By Executive Director Sandeep Prasad
Originally published in the Huffington Post
On Tuesday March 8th – International Women’s Day – Dr Babatunde Osotimehin, Under-Secretary General of the United Nations and Executive Director of the United Nations Population Fund, will visit Ottawa for the first time.
The Official visit represents the first in over a decade by the head of the UN agency responsible for sexual and reproductive health, who will meet with Canadian civil society and government officials to strategize on advancing UNFPA’s aim to ensure that every pregnancy is wanted, every childbirth is safe and every young person’s potential is fulfilled.

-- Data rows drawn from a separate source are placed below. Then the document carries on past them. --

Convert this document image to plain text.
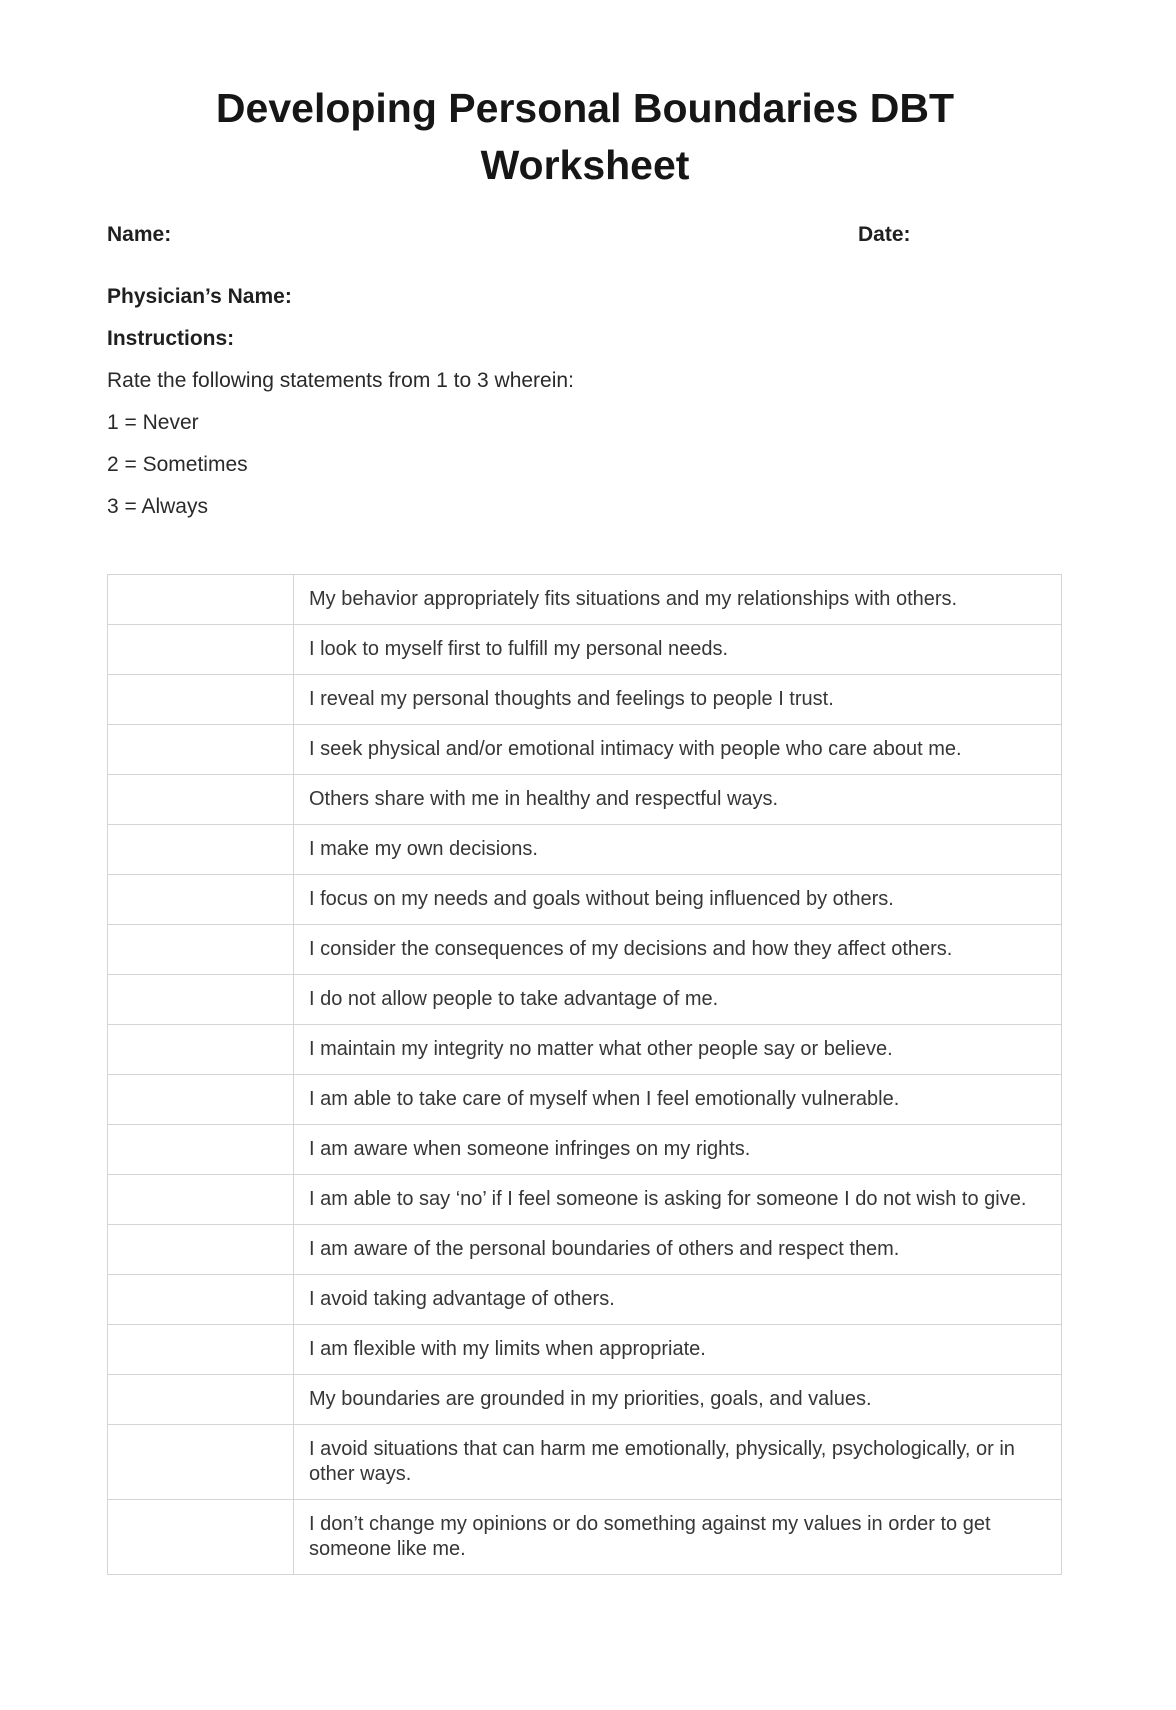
Developing Personal Boundaries DBT Worksheet

Name:	Date:

Physician’s Name:

Instructions:

Rate the following statements from 1 to 3 wherein:

1 = Never

2 = Sometimes

3 = Always

	My behavior appropriately fits situations and my relationships with others.
	I look to myself first to fulfill my personal needs.
	I reveal my personal thoughts and feelings to people I trust.
	I seek physical and/or emotional intimacy with people who care about me.
	Others share with me in healthy and respectful ways.
	I make my own decisions.
	I focus on my needs and goals without being influenced by others.
	I consider the consequences of my decisions and how they affect others.
	I do not allow people to take advantage of me.
	I maintain my integrity no matter what other people say or believe.
	I am able to take care of myself when I feel emotionally vulnerable.
	I am aware when someone infringes on my rights.
	I am able to say ‘no’ if I feel someone is asking for someone I do not wish to give.
	I am aware of the personal boundaries of others and respect them.
	I avoid taking advantage of others.
	I am flexible with my limits when appropriate.
	My boundaries are grounded in my priorities, goals, and values.
	I avoid situations that can harm me emotionally, physically, psychologically, or in other ways.
	I don’t change my opinions or do something against my values in order to get someone like me.
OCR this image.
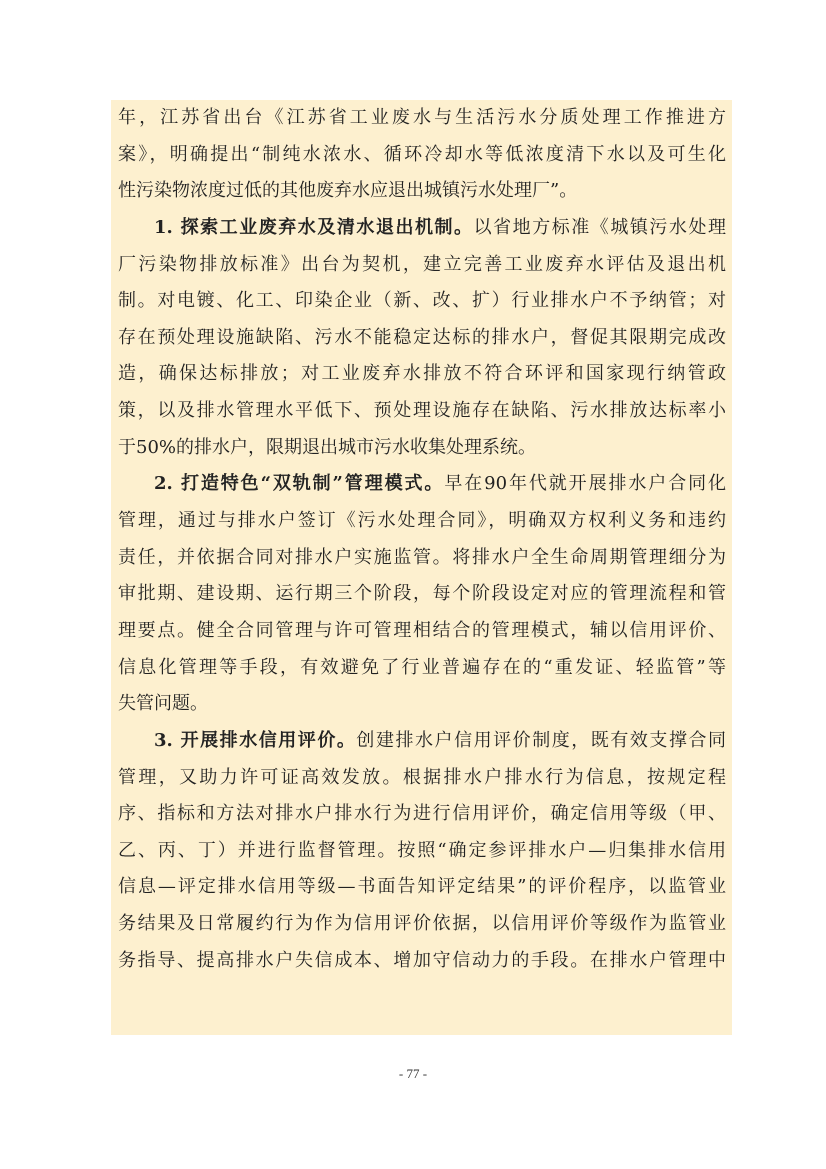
年，江苏省出台《江苏省工业废水与生活污水分质处理工作推进方
案》，明确提出“制纯水浓水、循环冷却水等低浓度清下水以及可生化
性污染物浓度过低的其他废弃水应退出城镇污水处理厂”。
1. 探索工业废弃水及清水退出机制。以省地方标准《城镇污水处理
厂污染物排放标准》出台为契机，建立完善工业废弃水评估及退出机
制。对电镀、化工、印染企业（新、改、扩）行业排水户不予纳管；对
存在预处理设施缺陷、污水不能稳定达标的排水户，督促其限期完成改
造，确保达标排放；对工业废弃水排放不符合环评和国家现行纳管政
策，以及排水管理水平低下、预处理设施存在缺陷、污水排放达标率小
于50%的排水户，限期退出城市污水收集处理系统。
2. 打造特色“双轨制”管理模式。早在90年代就开展排水户合同化
管理，通过与排水户签订《污水处理合同》，明确双方权利义务和违约
责任，并依据合同对排水户实施监管。将排水户全生命周期管理细分为
审批期、建设期、运行期三个阶段，每个阶段设定对应的管理流程和管
理要点。健全合同管理与许可管理相结合的管理模式，辅以信用评价、
信息化管理等手段，有效避免了行业普遍存在的“重发证、轻监管”等
失管问题。
3. 开展排水信用评价。创建排水户信用评价制度，既有效支撑合同
管理，又助力许可证高效发放。根据排水户排水行为信息，按规定程
序、指标和方法对排水户排水行为进行信用评价，确定信用等级（甲、
乙、丙、丁）并进行监督管理。按照“确定参评排水户—归集排水信用
信息—评定排水信用等级—书面告知评定结果”的评价程序，以监管业
务结果及日常履约行为作为信用评价依据，以信用评价等级作为监管业
务指导、提高排水户失信成本、增加守信动力的手段。在排水户管理中
- 77 -
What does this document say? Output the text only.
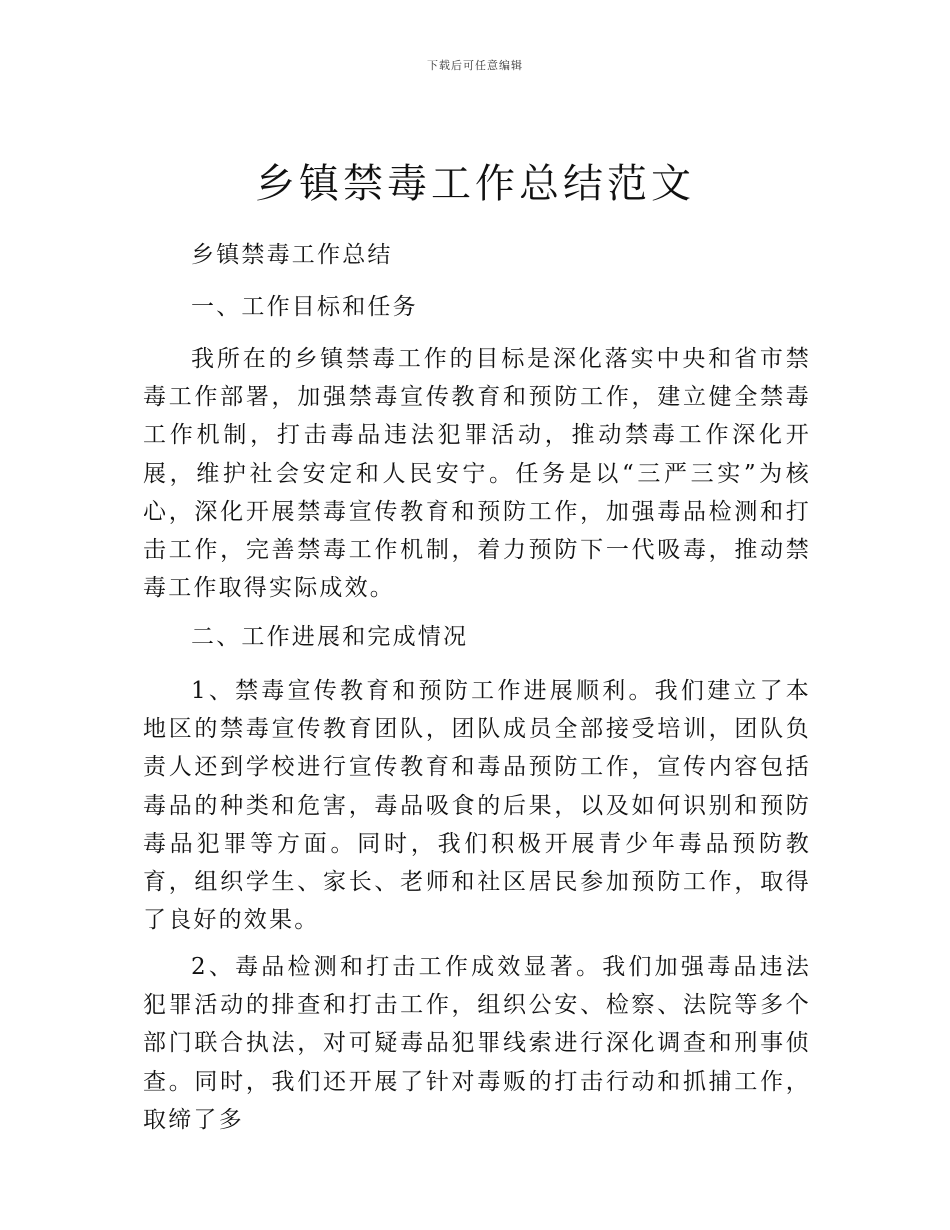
下载后可任意编辑
乡镇禁毒工作总结范文
乡镇禁毒工作总结
一、工作目标和任务
我所在的乡镇禁毒工作的目标是深化落实中央和省市禁毒工作部署，加强禁毒宣传教育和预防工作，建立健全禁毒工作机制，打击毒品违法犯罪活动，推动禁毒工作深化开展，维护社会安定和人民安宁。任务是以“三严三实”为核心，深化开展禁毒宣传教育和预防工作，加强毒品检测和打击工作，完善禁毒工作机制，着力预防下一代吸毒，推动禁毒工作取得实际成效。
二、工作进展和完成情况
1、禁毒宣传教育和预防工作进展顺利。我们建立了本地区的禁毒宣传教育团队，团队成员全部接受培训，团队负责人还到学校进行宣传教育和毒品预防工作，宣传内容包括毒品的种类和危害，毒品吸食的后果，以及如何识别和预防毒品犯罪等方面。同时，我们积极开展青少年毒品预防教育，组织学生、家长、老师和社区居民参加预防工作，取得了良好的效果。
2、毒品检测和打击工作成效显著。我们加强毒品违法犯罪活动的排查和打击工作，组织公安、检察、法院等多个部门联合执法，对可疑毒品犯罪线索进行深化调查和刑事侦查。同时，我们还开展了针对毒贩的打击行动和抓捕工作，取缔了多
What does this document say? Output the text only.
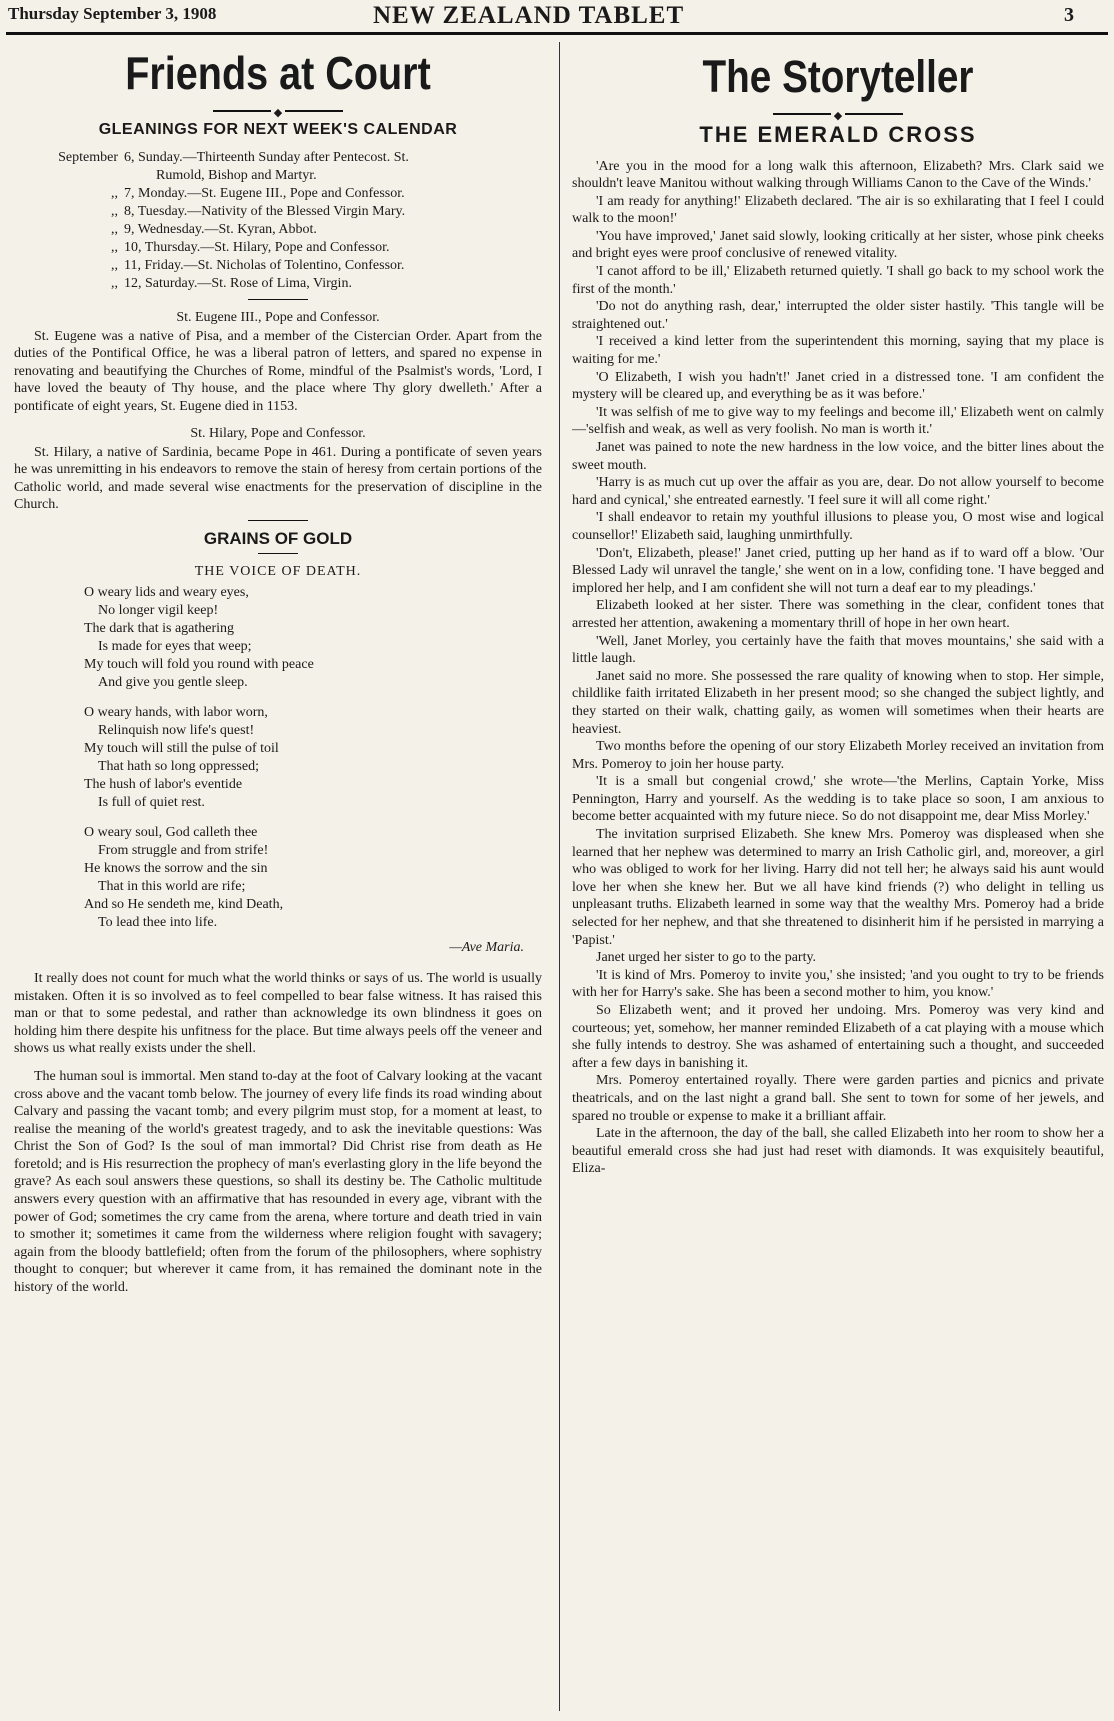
Thursday September 3, 1908	NEW ZEALAND TABLET	3
Friends at Court
◆
GLEANINGS FOR NEXT WEEK'S CALENDAR
September 6, Sunday.—Thirteenth Sunday after Pentecost. St.
Rumold, Bishop and Martyr.
,, 7, Monday.—St. Eugene III., Pope and Confessor.
,, 8, Tuesday.—Nativity of the Blessed Virgin Mary.
,, 9, Wednesday.—St. Kyran, Abbot.
,, 10, Thursday.—St. Hilary, Pope and Confessor.
,, 11, Friday.—St. Nicholas of Tolentino, Confessor.
,, 12, Saturday.—St. Rose of Lima, Virgin.
St. Eugene III., Pope and Confessor.

St. Eugene was a native of Pisa, and a member of the Cistercian Order. Apart from the duties of the Pontifical Office, he was a liberal patron of letters, and spared no expense in renovating and beautifying the Churches of Rome, mindful of the Psalmist's words, 'Lord, I have loved the beauty of Thy house, and the place where Thy glory dwelleth.' After a pontificate of eight years, St. Eugene died in 1153.

St. Hilary, Pope and Confessor.

St. Hilary, a native of Sardinia, became Pope in 461. During a pontificate of seven years he was unremitting in his endeavors to remove the stain of heresy from certain portions of the Catholic world, and made several wise enactments for the preservation of discipline in the Church.

GRAINS OF GOLD
THE VOICE OF DEATH.
O weary lids and weary eyes,
No longer vigil keep!
The dark that is agathering
Is made for eyes that weep;
My touch will fold you round with peace
And give you gentle sleep.
O weary hands, with labor worn,
Relinquish now life's quest!
My touch will still the pulse of toil
That hath so long oppressed;
The hush of labor's eventide
Is full of quiet rest.
O weary soul, God calleth thee
From struggle and from strife!
He knows the sorrow and the sin
That in this world are rife;
And so He sendeth me, kind Death,
To lead thee into life.
—Ave Maria.

It really does not count for much what the world thinks or says of us. The world is usually mistaken. Often it is so involved as to feel compelled to bear false witness. It has raised this man or that to some pedestal, and rather than acknowledge its own blindness it goes on holding him there despite his unfitness for the place. But time always peels off the veneer and shows us what really exists under the shell.

The human soul is immortal. Men stand to-day at the foot of Calvary looking at the vacant cross above and the vacant tomb below. The journey of every life finds its road winding about Calvary and passing the vacant tomb; and every pilgrim must stop, for a moment at least, to realise the meaning of the world's greatest tragedy, and to ask the inevitable questions: Was Christ the Son of God? Is the soul of man immortal? Did Christ rise from death as He foretold; and is His resurrection the prophecy of man's everlasting glory in the life beyond the grave? As each soul answers these questions, so shall its destiny be. The Catholic multitude answers every question with an affirmative that has resounded in every age, vibrant with the power of God; sometimes the cry came from the arena, where torture and death tried in vain to smother it; sometimes it came from the wilderness where religion fought with savagery; again from the bloody battlefield; often from the forum of the philosophers, where sophistry thought to conquer; but wherever it came from, it has remained the dominant note in the history of the world.

The Storyteller
◆
THE EMERALD CROSS

'Are you in the mood for a long walk this afternoon, Elizabeth? Mrs. Clark said we shouldn't leave Manitou without walking through Williams Canon to the Cave of the Winds.'

'I am ready for anything!' Elizabeth declared. 'The air is so exhilarating that I feel I could walk to the moon!'

'You have improved,' Janet said slowly, looking critically at her sister, whose pink cheeks and bright eyes were proof conclusive of renewed vitality.

'I canot afford to be ill,' Elizabeth returned quietly. 'I shall go back to my school work the first of the month.'

'Do not do anything rash, dear,' interrupted the older sister hastily. 'This tangle will be straightened out.'

'I received a kind letter from the superintendent this morning, saying that my place is waiting for me.'

'O Elizabeth, I wish you hadn't!' Janet cried in a distressed tone. 'I am confident the mystery will be cleared up, and everything be as it was before.'

'It was selfish of me to give way to my feelings and become ill,' Elizabeth went on calmly—'selfish and weak, as well as very foolish. No man is worth it.'

Janet was pained to note the new hardness in the low voice, and the bitter lines about the sweet mouth.

'Harry is as much cut up over the affair as you are, dear. Do not allow yourself to become hard and cynical,' she entreated earnestly. 'I feel sure it will all come right.'

'I shall endeavor to retain my youthful illusions to please you, O most wise and logical counsellor!' Elizabeth said, laughing unmirthfully.

'Don't, Elizabeth, please!' Janet cried, putting up her hand as if to ward off a blow. 'Our Blessed Lady wil unravel the tangle,' she went on in a low, confiding tone. 'I have begged and implored her help, and I am confident she will not turn a deaf ear to my pleadings.'

Elizabeth looked at her sister. There was something in the clear, confident tones that arrested her attention, awakening a momentary thrill of hope in her own heart.

'Well, Janet Morley, you certainly have the faith that moves mountains,' she said with a little laugh.

Janet said no more. She possessed the rare quality of knowing when to stop. Her simple, childlike faith irritated Elizabeth in her present mood; so she changed the subject lightly, and they started on their walk, chatting gaily, as women will sometimes when their hearts are heaviest.

Two months before the opening of our story Elizabeth Morley received an invitation from Mrs. Pomeroy to join her house party.

'It is a small but congenial crowd,' she wrote—'the Merlins, Captain Yorke, Miss Pennington, Harry and yourself. As the wedding is to take place so soon, I am anxious to become better acquainted with my future niece. So do not disappoint me, dear Miss Morley.'

The invitation surprised Elizabeth. She knew Mrs. Pomeroy was displeased when she learned that her nephew was determined to marry an Irish Catholic girl, and, moreover, a girl who was obliged to work for her living. Harry did not tell her; he always said his aunt would love her when she knew her. But we all have kind friends (?) who delight in telling us unpleasant truths. Elizabeth learned in some way that the wealthy Mrs. Pomeroy had a bride selected for her nephew, and that she threatened to disinherit him if he persisted in marrying a 'Papist.'

Janet urged her sister to go to the party.

'It is kind of Mrs. Pomeroy to invite you,' she insisted; 'and you ought to try to be friends with her for Harry's sake. She has been a second mother to him, you know.'

So Elizabeth went; and it proved her undoing. Mrs. Pomeroy was very kind and courteous; yet, somehow, her manner reminded Elizabeth of a cat playing with a mouse which she fully intends to destroy. She was ashamed of entertaining such a thought, and succeeded after a few days in banishing it.

Mrs. Pomeroy entertained royally. There were garden parties and picnics and private theatricals, and on the last night a grand ball. She sent to town for some of her jewels, and spared no trouble or expense to make it a brilliant affair.

Late in the afternoon, the day of the ball, she called Elizabeth into her room to show her a beautiful emerald cross she had just had reset with diamonds. It was exquisitely beautiful, Eliza-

The visit is an opportunity for Prime Minister Trudeau, a self-proclaimed Feminist, to explain exactly how the government will champion gender equality, women’s bodily autonomy and choice.
While Maternal Newborn and Child Health has been a top development priority for Canada since the Harper era, the limited focus on human rights, gender equality and sexual and reproductive health and rights and core-funding cuts to UN agencies working in the area of sexual health, women’s rights and human rights (more broadly) have meant that less than half of funding needs for reproductive health in humanitarian settings are being met. Specifically, only 43% from 2002 to 2013.
This means that to date, three out of five of all maternal deaths take place in humanitarian and fragile contexts; every single day some 507 women and adolescent girls die from pregnancy and childbirth complications in emergency situations and in fragile States; and in general, the sexual and reproductive health needs of women and girls are not being met.
If Prime Minister Trudeau is serious about engaging with the United Nations and promoting gender equality, increasing funding for multilateral organizations that are working to advance women’s rights – which include sexual and reproductive rights – should be top priority.
The visit is an opportunity to hear how Canada can demonstrate its renewed leadership on the global stage. It’s also an opportunity for Canada to take real action for gender equality beyond cabinet appointments: because it’s 2016.
Ending the previous government’s refusal to fund abortion services abroad was a strong first step, but to truly move forward on this, in a sustained and systematic way, we need a Canadian Global Policy on sexual and reproductive rights to guide Canada’s overseas efforts both in terms of foreign policy and international development.
Other donors – like the Dutch, the Danes and the Finns – all have such policies, which provide government officials with clear guidance on how to safeguard and advance sexual and reproductive rights in global policy dialogue, and how to best meet sexual and reproductive health needs through development assistance. Such guidance could include how the Government of Canada will take strong and progressive positions at global forums such as the upcoming Commission on the Status of Women, as well as plans to again support local and national organizations that advocate for increased access to abortion services, comprehensive sexuality education and family planning.
Canada needs a policy that will address these issues head on. A policy that will address a comprehensive and integrated package of sexual and reproductive health services and information, prioritize gender equality and women’s empowerment, and support comprehensive sexuality education by collaborating with multilateral institutions (like the UNFPA) that are working to advance sexual and reproductive rights, gender equality and human rights.
When it comes down to it, this is about human rights and saving millions of lives. Because in 2016, women in Syria should not have to go into labour without access to trained care providers. Because in 2016, women in Canada or elsewhere in the world should not have to travel hundreds of kilometres to access medically necessary procedures, like abortion. Because in 2016, on International Women’s Day, we should be working toward real gender equality.